The Unicorn’s production of The Lieutenant of Inishmore featured a live feline, “and I would say our cat did what it needed to do 75 percent of the time,” Cynthia said. “That’s as good as it gets with a wild animal.”
The Unicorn has used even more exotic animals, most notably a ball python for the fundamentalist snake handler of Talking With. “I tell you, when that snake came out of the cage, the people on the front row were freaking out,” Cynthia said. Thus not all animal distractions are of the “aww, cute!” variety, she said. “It depends on the animal: from people saying ‘Oh, look at the little dog!’ as opposed to ‘Augh! look at that snake!’ ”
IS IT LIVE, OR IS IT MESNER?
Perhaps it’s no wonder, then, that producers have taken to puppetry, which offers a viable option to the vagaries of living creatures. Fortunately, one of the nation’s most prominent puppet ensembles is based right here in Kansas City: Mesner Puppet Theatre has had its share of creations on local stages, in addition to the animals it creates for its own mainstage productions. In 2018, Mike Horner and the company created one of the most remarkable puppets we’ve seen in Kansas City: a representation of Diego, the actual service dog that actor Logan Black used to sniff out bombs in Iraq while serving in the U.S. Army’s Specialized Search Dog unit.
Logan’s one-man play Bond, one of the hits of the Unicorn Theatre’s 2018-2019 season, chronicled the vital relationship of soldier and service dog: But the real Diego had died since Logan’s Iraq tours, and in any event the idea of a live canine “acting” onstage for 90 minutes seemed implausible.
In such cases, Mike said, the goal is not to create a puppet that looks eerily, distractingly realistic, but rather one that “gives enough information that the audience can fill in the blanks. We rely on that in puppetry all the time.”
Diego was a modification of the Japanese bunraku tradition, in which the puppeteer appears onstage but remains unobtrusive: If the drama is engaging enough, you quickly forget about the dark-clad additional figure onstage.
Mike has created puppets for other companies (a sea turtle for Spinning Tree Theatre’s Shipwrecked, for example, and various creatures for Shrek the Musical performed around the region), and he makes countless animals for his company’s own shows. Some of them talk: When Mike recounts fables, his puppets often take on a variety of human characteristics.
“Kids understand that it’s not real, that this is a story they’re being told,” he said. “And they buy into the characters: That’s just good theater.”
Even in traditional theater, though, “puppet animals” drag an audience’s attention from the action, as several local companies have learned.

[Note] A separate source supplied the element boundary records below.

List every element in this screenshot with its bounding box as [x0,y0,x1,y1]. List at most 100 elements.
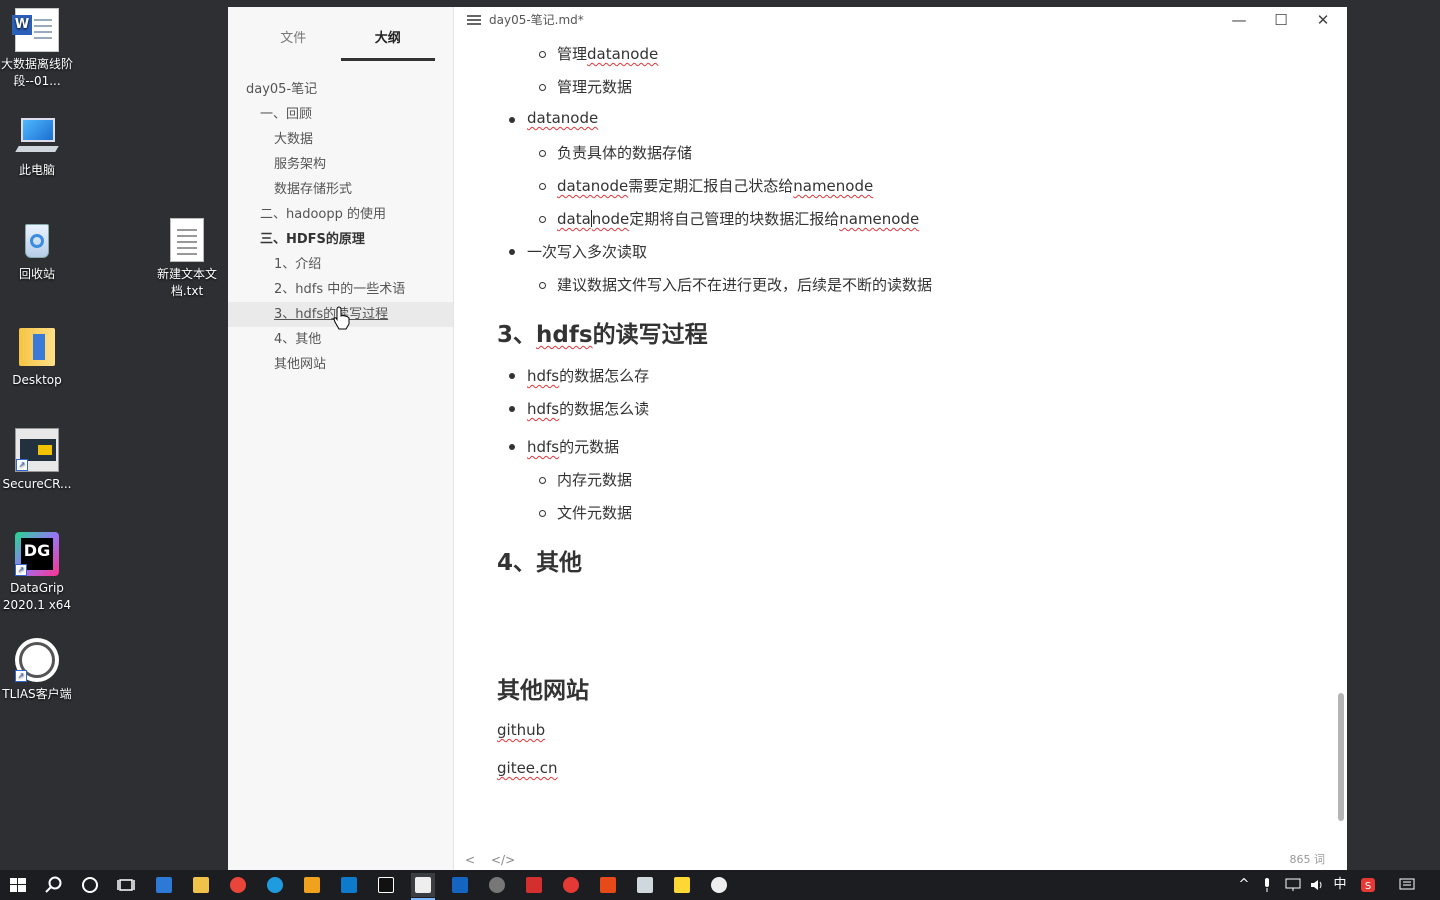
toggle-sidebar-button[interactable]: < [465,853,475,867]
taskbar-app[interactable] [226,873,250,897]
taskbar-app[interactable] [448,873,472,897]
task-view-button[interactable] [114,873,138,897]
taskbar-app[interactable] [263,873,287,897]
taskbar-app[interactable] [596,873,620,897]
desktop-icon-label: SecureCR... [2,477,72,491]
notification-icon[interactable] [1396,870,1418,900]
desktop-icon-label: 新建文本文档.txt [156,267,217,298]
outline-item[interactable]: day05-笔记 [228,77,453,102]
desktop-icon-label: 此电脑 [18,163,55,177]
taskbar-app[interactable] [337,873,361,897]
list-item: datanode需要定期汇报自己状态给namenode [497,175,873,196]
taskbar-app[interactable] [374,873,398,897]
file-explorer-icon [193,877,209,893]
cortana-button[interactable] [78,873,102,897]
editor-scrollbar[interactable] [1338,693,1344,821]
windows-icon [10,878,26,892]
notepad-icon [674,877,690,893]
search-icon [45,876,62,893]
this-pc-icon [15,114,59,158]
sogou-ime-icon[interactable]: S [1358,870,1378,900]
close-button[interactable]: ✕ [1303,9,1343,31]
recycle-bin-icon [15,218,59,262]
list-item: 文件元数据 [497,502,632,523]
desktop-icon-tlias[interactable]: ↗ TLIAS客户端 [0,638,74,703]
desktop-icon-label: 大数据离线阶段--01... [0,57,73,88]
taskbar-app[interactable] [633,873,657,897]
heading-other: 4、其他 [497,550,583,576]
start-button[interactable] [6,873,30,897]
desktop-icon-this-pc[interactable]: 此电脑 [0,114,74,179]
taskbar-app[interactable] [670,873,694,897]
securecrt-icon: ↗ [15,428,59,472]
app-icon [304,877,320,893]
tab-files[interactable]: 文件 [246,27,341,61]
list-item: hdfs的数据怎么读 [497,398,649,419]
taskbar-app[interactable] [152,873,176,897]
volume-icon[interactable] [1308,870,1326,900]
taskbar-app[interactable] [707,873,731,897]
outline-item[interactable]: 2、hdfs 中的一些术语 [228,277,453,302]
cortana-icon [82,877,98,893]
taskbar-app[interactable] [522,873,546,897]
outline-item[interactable]: 大数据 [228,127,453,152]
desktop-icon-word-doc[interactable]: W 大数据离线阶段--01... [0,8,74,90]
desktop-icon-securecrt[interactable]: ↗ SecureCR... [0,428,74,493]
app-icon [711,877,727,893]
app-icon [637,877,653,893]
taskbar-app[interactable] [485,873,509,897]
desktop-icon-datagrip[interactable]: DG ↗ DataGrip 2020.1 x64 [0,532,74,614]
word-doc-icon: W [12,8,59,52]
store-icon [156,877,172,893]
microphone-icon[interactable] [1260,870,1274,900]
outline-item[interactable]: 数据存储形式 [228,177,453,202]
typora-icon [415,877,431,893]
list-item: hdfs的元数据 [497,436,619,457]
desktop-icon-label: DataGrip 2020.1 x64 [2,581,72,612]
desktop-icon-text-file[interactable]: 新建文本文档.txt [150,218,224,300]
outline-item[interactable]: 服务架构 [228,152,453,177]
outline-item[interactable]: 4、其他 [228,327,453,352]
desktop-icon-desktop-folder[interactable]: Desktop [0,324,74,389]
text-file-icon [170,218,204,262]
list-item: 建议数据文件写入后不在进行更改，后续是不断的读数据 [497,274,932,295]
ime-indicator[interactable]: 中 [1332,870,1348,900]
link-gitee[interactable]: gitee.cn [497,759,558,777]
app-icon [452,877,468,893]
tab-outline[interactable]: 大纲 [340,27,435,61]
desktop-icon-recycle-bin[interactable]: 回收站 [0,218,74,283]
taskbar-app[interactable] [300,873,324,897]
taskbar-app-typora-active[interactable] [411,873,435,900]
app-icon [563,877,579,893]
network-icon[interactable] [1284,870,1302,900]
tray-overflow-button[interactable]: ^ [1236,870,1252,900]
outline-item[interactable]: 其他网站 [228,352,453,377]
hand-cursor-icon [333,306,350,330]
maximize-button[interactable]: ☐ [1261,9,1301,31]
menu-icon[interactable] [467,15,481,17]
link-github[interactable]: github [497,721,545,739]
pycharm-icon [378,877,394,893]
wps-icon [526,877,542,893]
search-button[interactable] [42,873,66,897]
list-item-with-caret: datanode定期将自己管理的块数据汇报给namenode [497,208,919,229]
taskbar-app[interactable] [189,873,213,897]
taskbar-app[interactable] [559,873,583,897]
sidebar-tabs: 文件 大纲 [246,27,435,61]
task-view-icon [117,879,135,891]
list-item: datanode [497,109,598,127]
outline-item[interactable]: 1、介绍 [228,252,453,277]
word-count[interactable]: 865 词 [1290,851,1326,867]
outline-item-active-section[interactable]: 三、HDFS的原理 [228,227,453,252]
outline-item[interactable]: 一、回顾 [228,102,453,127]
minimize-button[interactable]: — [1219,9,1259,31]
title-bar: day05-笔记.md* — ☐ ✕ [455,7,1347,33]
source-mode-button[interactable]: </> [491,853,515,867]
list-item: 负责具体的数据存储 [497,142,692,163]
outline-item[interactable]: 二、hadoopp 的使用 [228,202,453,227]
sidebar: 文件 大纲 day05-笔记 一、回顾 大数据 服务架构 数据存储形式 二、ha… [228,7,454,870]
gear-icon [489,877,505,893]
typora-window: 文件 大纲 day05-笔记 一、回顾 大数据 服务架构 数据存储形式 二、ha… [228,7,1347,870]
heading-read-write: 3、hdfs的读写过程 [497,322,708,348]
edge-icon [267,877,283,893]
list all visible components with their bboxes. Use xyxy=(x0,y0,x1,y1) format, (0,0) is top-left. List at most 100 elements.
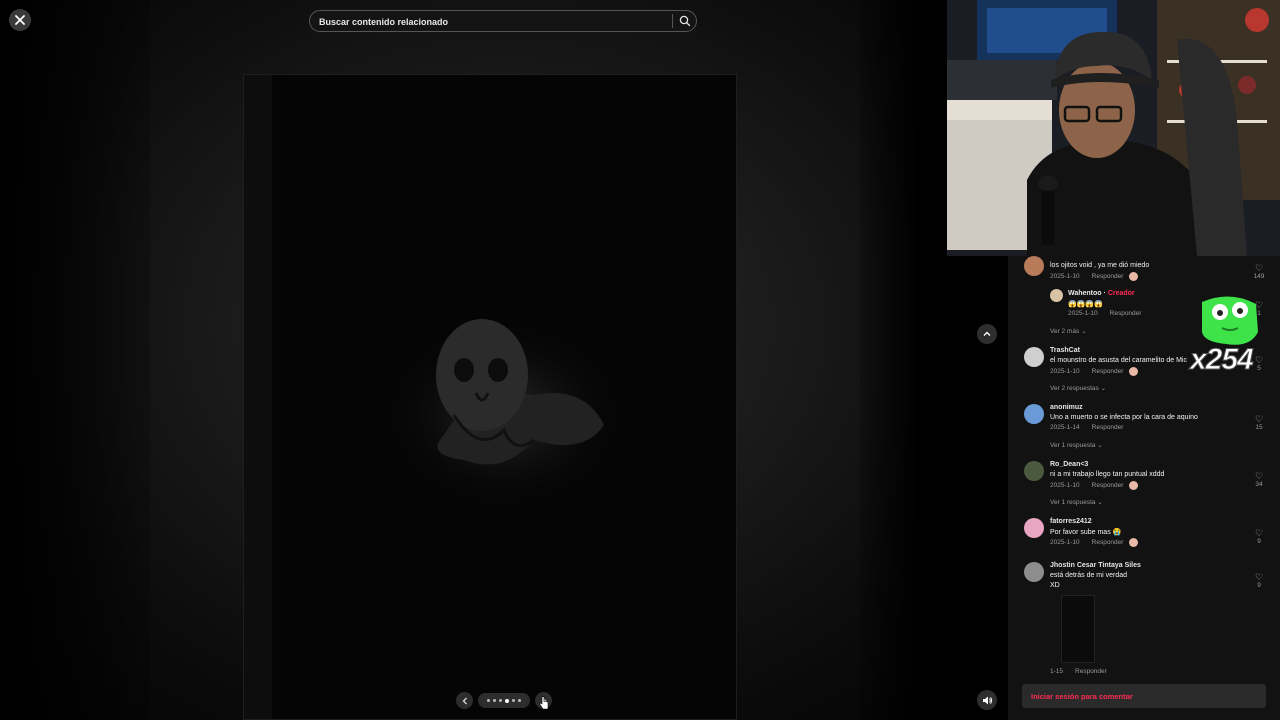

What many remember most from the Kansas City Ballet’s production of Septime Webre’s The Wizard of Oz, for example, was designer Nicholas Mahon’s Toto (not to mention the harrowing Flying Monkeys).
Puppets might be the wave of the future in theater, and local productions such as Bond have shown that they can be as effective as live animals. “It is absolutely true,” Cynthia said of cuddly Diego. “As soon as that dog puppet came onstage, that’s where everybody looked.”